Parmi les différents facteurs identifiés - manque d'activité physique, offre alimentaire déséquilibrée, consommations alimentaires excessives, hérédité, notamment - le rôle de la publicité télévisée, fréquemment débattu, n'avait, jusqu'à présent, jamais pu être clairement démontré.

Au mois de septembre dernier, l'association de consommateurs UFC-Que Choisir a rendu publique une étude soulignant que 89 % des 217 spots alimentaires visant les enfants, qui ont été relevés pendant quinze jours sur les plus grandes chaînes de télévision à l'heure des émissions enfantines, concernent des produits très sucrés ou gras. Cette même étude démontre que, contrairement à ce qu'affirment certains professionnels, les publicités influencent bel et bien les préférences des enfants en matière alimentaire, et les incitent également à réclamer à leurs parents, lors de leurs achats, les produits qu'ils ont vus à la télévision.

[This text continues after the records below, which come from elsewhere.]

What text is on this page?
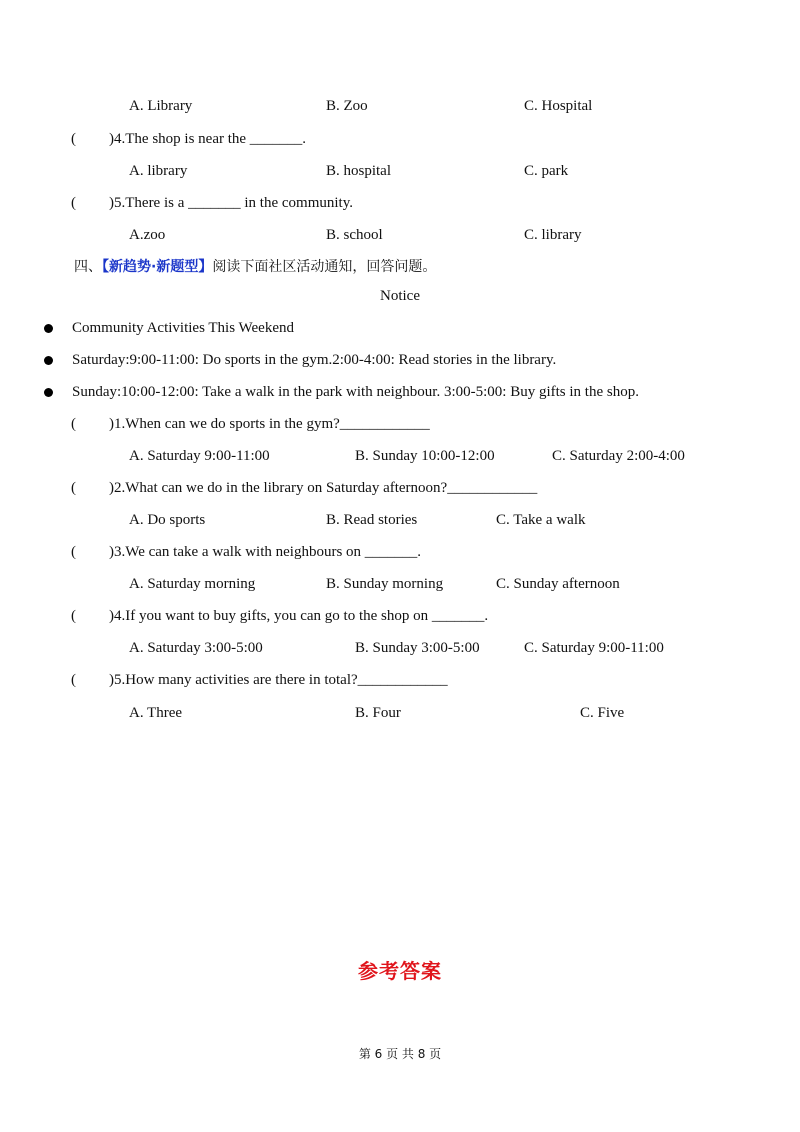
A. Library	B. Zoo	C. Hospital
( )4.The shop is near the _______.
A. library	B. hospital	C. park
( )5.There is a _______ in the community.
A.zoo	B. school	C. library
四、【新趋势·新题型】阅读下面社区活动通知，回答问题。
Notice
Community Activities This Weekend
Saturday:9:00-11:00: Do sports in the gym.2:00-4:00: Read stories in the library.
Sunday:10:00-12:00: Take a walk in the park with neighbour. 3:00-5:00: Buy gifts in the shop.
( )1.When can we do sports in the gym?____________
A. Saturday 9:00-11:00	B. Sunday 10:00-12:00	C. Saturday 2:00-4:00
( )2.What can we do in the library on Saturday afternoon?____________
A. Do sports	B. Read stories	C. Take a walk
( )3.We can take a walk with neighbours on _______.
A. Saturday morning	B. Sunday morning	C. Sunday afternoon
( )4.If you want to buy gifts, you can go to the shop on _______.
A. Saturday 3:00-5:00	B. Sunday 3:00-5:00	C. Saturday 9:00-11:00
( )5.How many activities are there in total?____________
A. Three	B. Four	C. Five
参考答案
第 6 页 共 8 页
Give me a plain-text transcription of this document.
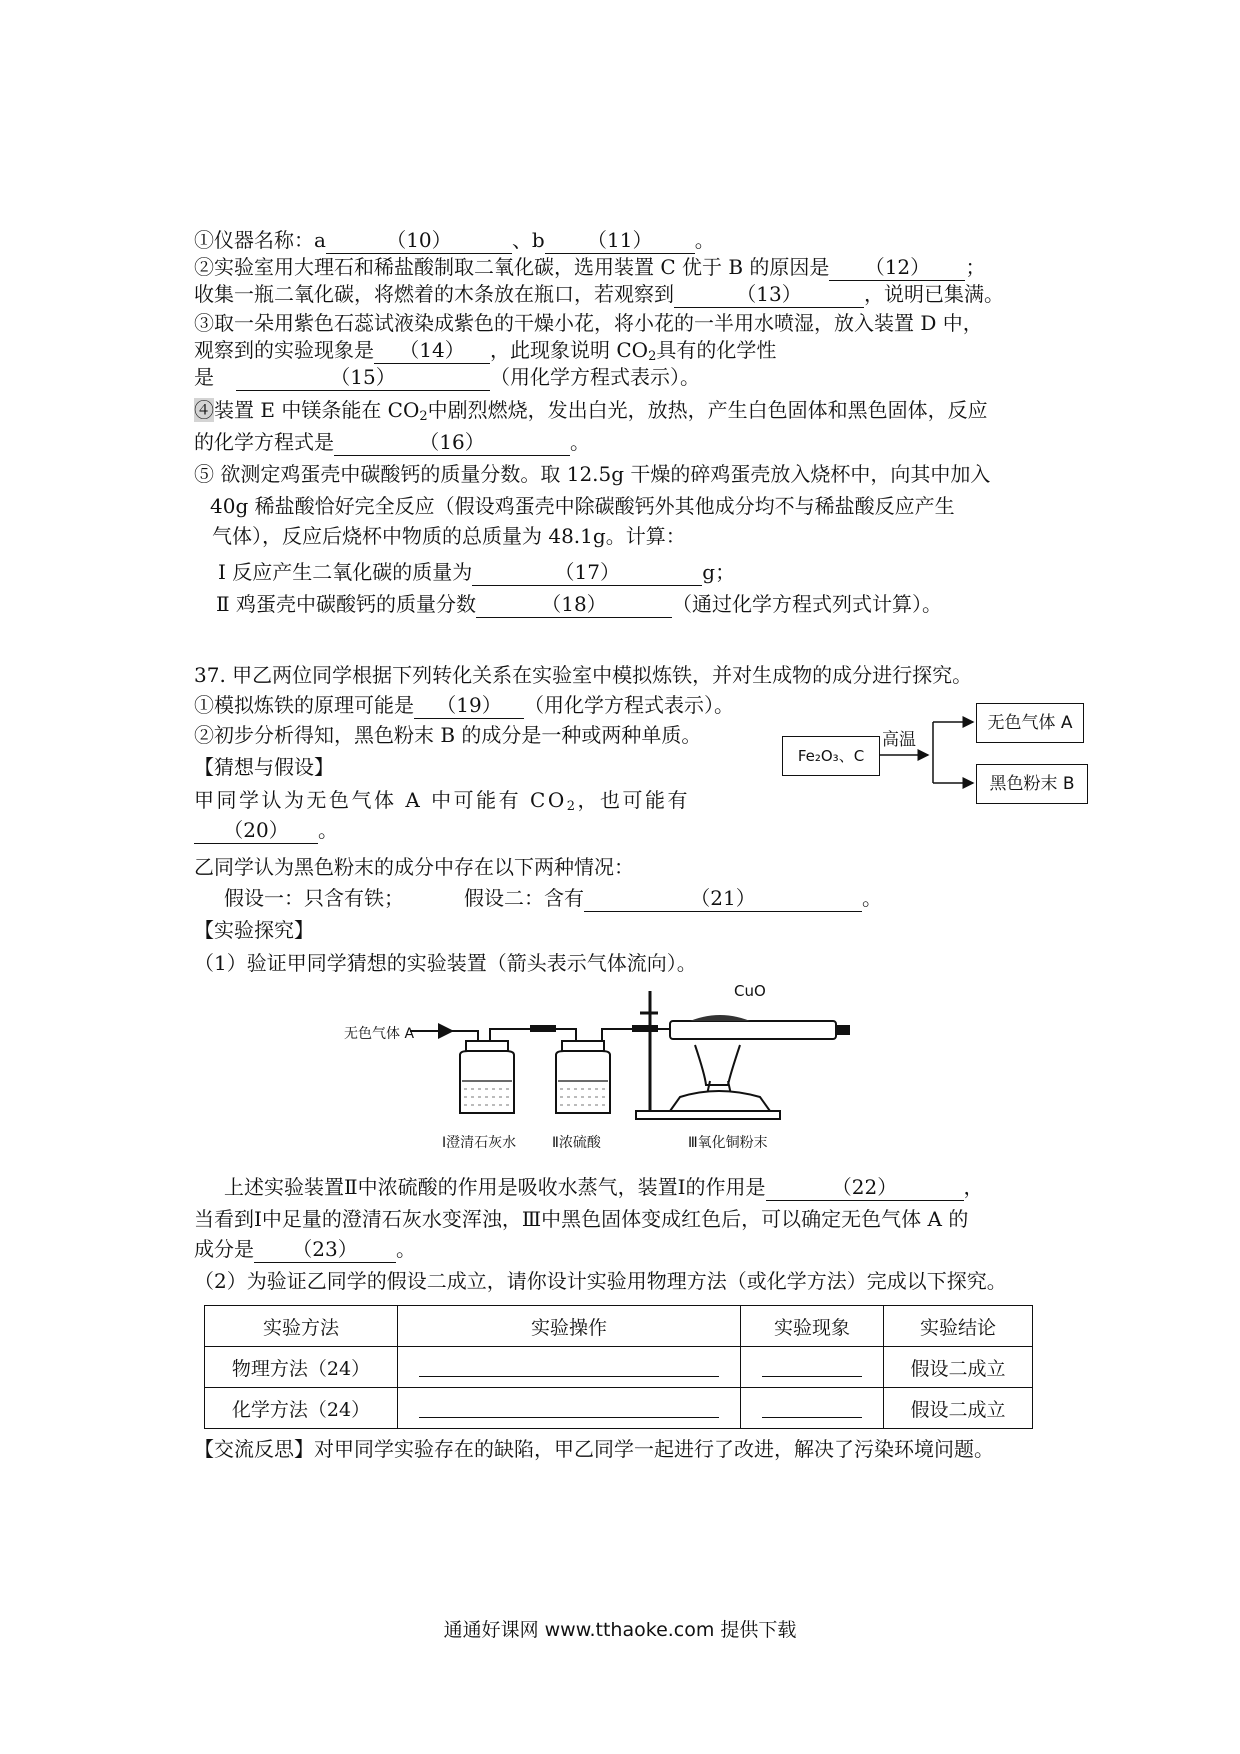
①仪器名称：a	（10）	、b （11） 。
②实验室用大理石和稀盐酸制取二氧化碳，选用装置 C 优于 B 的原因是 （12） ；
收集一瓶二氧化碳，将燃着的木条放在瓶口，若观察到	（13）	，说明已集满。
③取一朵用紫色石蕊试液染成紫色的干燥小花，将小花的一半用水喷湿，放入装置 D 中，
观察到的实验现象是 （14） ，此现象说明 $CO_2$具有的化学性
是	（15）	（用化学方程式表示）。
④装置 E 中镁条能在 $CO_2$中剧烈燃烧，发出白光，放热，产生白色固体和黑色固体，反应
的化学方程式是	（16）	。
⑤ 欲测定鸡蛋壳中碳酸钙的质量分数。取 12.5g 干燥的碎鸡蛋壳放入烧杯中，向其中加入
40g 稀盐酸恰好完全反应（假设鸡蛋壳中除碳酸钙外其他成分均不与稀盐酸反应产生
气体），反应后烧杯中物质的总质量为 48.1g。计算：
Ⅰ 反应产生二氧化碳的质量为	（17）	g；
Ⅱ 鸡蛋壳中碳酸钙的质量分数	（18）	（通过化学方程式列式计算）。
37. 甲乙两位同学根据下列转化关系在实验室中模拟炼铁，并对生成物的成分进行探究。
①模拟炼铁的原理可能是 （19） （用化学方程式表示）。
②初步分析得知，黑色粉末 B 的成分是一种或两种单质。
【猜想与假设】
甲同学认为无色气体 A 中可能有 $CO_2$，也可能有
（20） 。
乙同学认为黑色粉末的成分中存在以下两种情况：
假设一：只含有铁；	假设二：含有	（21）	。
【实验探究】
（1）验证甲同学猜想的实验装置（箭头表示气体流向）。
Fe₂O₃、C
高温
无色气体 A
黑色粉末 B
无色气体 A
CuO
Ⅰ澄清石灰水	Ⅱ浓硫酸	Ⅲ氧化铜粉末
上述实验装置Ⅱ中浓硫酸的作用是吸收水蒸气，装置Ⅰ的作用是	（22）	，
当看到Ⅰ中足量的澄清石灰水变浑浊，Ⅲ中黑色固体变成红色后，可以确定无色气体 A 的
成分是 （23） 。
（2）为验证乙同学的假设二成立，请你设计实验用物理方法（或化学方法）完成以下探究。
实验方法	实验操作	实验现象	实验结论
物理方法（24）			假设二成立
化学方法（24）			假设二成立
【交流反思】对甲同学实验存在的缺陷，甲乙同学一起进行了改进，解决了污染环境问题。
通通好课网 www.tthaoke.com 提供下载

Plus encore, à l'image des préférences alimentaires des enfants qui sont modelées par la politique publicitaire des professionnels, on retrouve, dans les placards et réfrigérateurs des familles françaises, 47 % de produits déséquilibrés.

La pyramide alimentaire est une représentation schématique d'une alimentation équilibrée. À la base se trouvent les aliments dont la consommation en grande quantité est recommandée, les catégories les moins intéressantes du point de vue nutritionnel étant placées vers le haut.

La comparaison entre le relevé de l'étude de l'UFC-Que Choisir et les recommandations officielles montre que les produits présentés dans les spots publicitaires pour enfants sont en proportion inverse des recommandations retenues dans la pyramide alimentaire : une écrasante majorité de sucreries et de céréales trop sucrées, trop de produits laitiers sucrés ou gras, une quasi-absence de fruits ou de céréales complètes.

Face à ce constat, de nombreux pays européens, comme la Suède, l'Italie, le Luxembourg ou le Danemark, ont interdit ou restreint très strictement la publicité à destination des enfants.

Comment expliquer alors que la France, confrontée au même problème, reste passive et ne puisse pas admettre que les professionnels soient empêchés de promouvoir, par le biais de la télévision, des produits déséquilibrés pour les enfants ?

Alors même que le projet de directive « Télévision sans frontières », actuellement en discussion à l'échelle européenne, vise à élargir prochainement la présence publicitaire sur les écrans, la France doit impérativement agir, dans un souci de santé publique, afin d'encadrer plus strictement, voire, comme le font certains de nos partenaires européens, de restreindre la publicité durant les émissions enfantines, en interdisant celles qui concernent des produits déséquilibrés.

Monsieur le ministre, quelles mesures le Gouvernement compte-t-il prendre, notamment dans le cadre de la directive « Télévision sans frontières », pour lutter contre les publicités montrant des produits déséquilibrés à destination des enfants, et, par là même, pour limiter la hausse exponentielle de l'obésité dans notre pays ?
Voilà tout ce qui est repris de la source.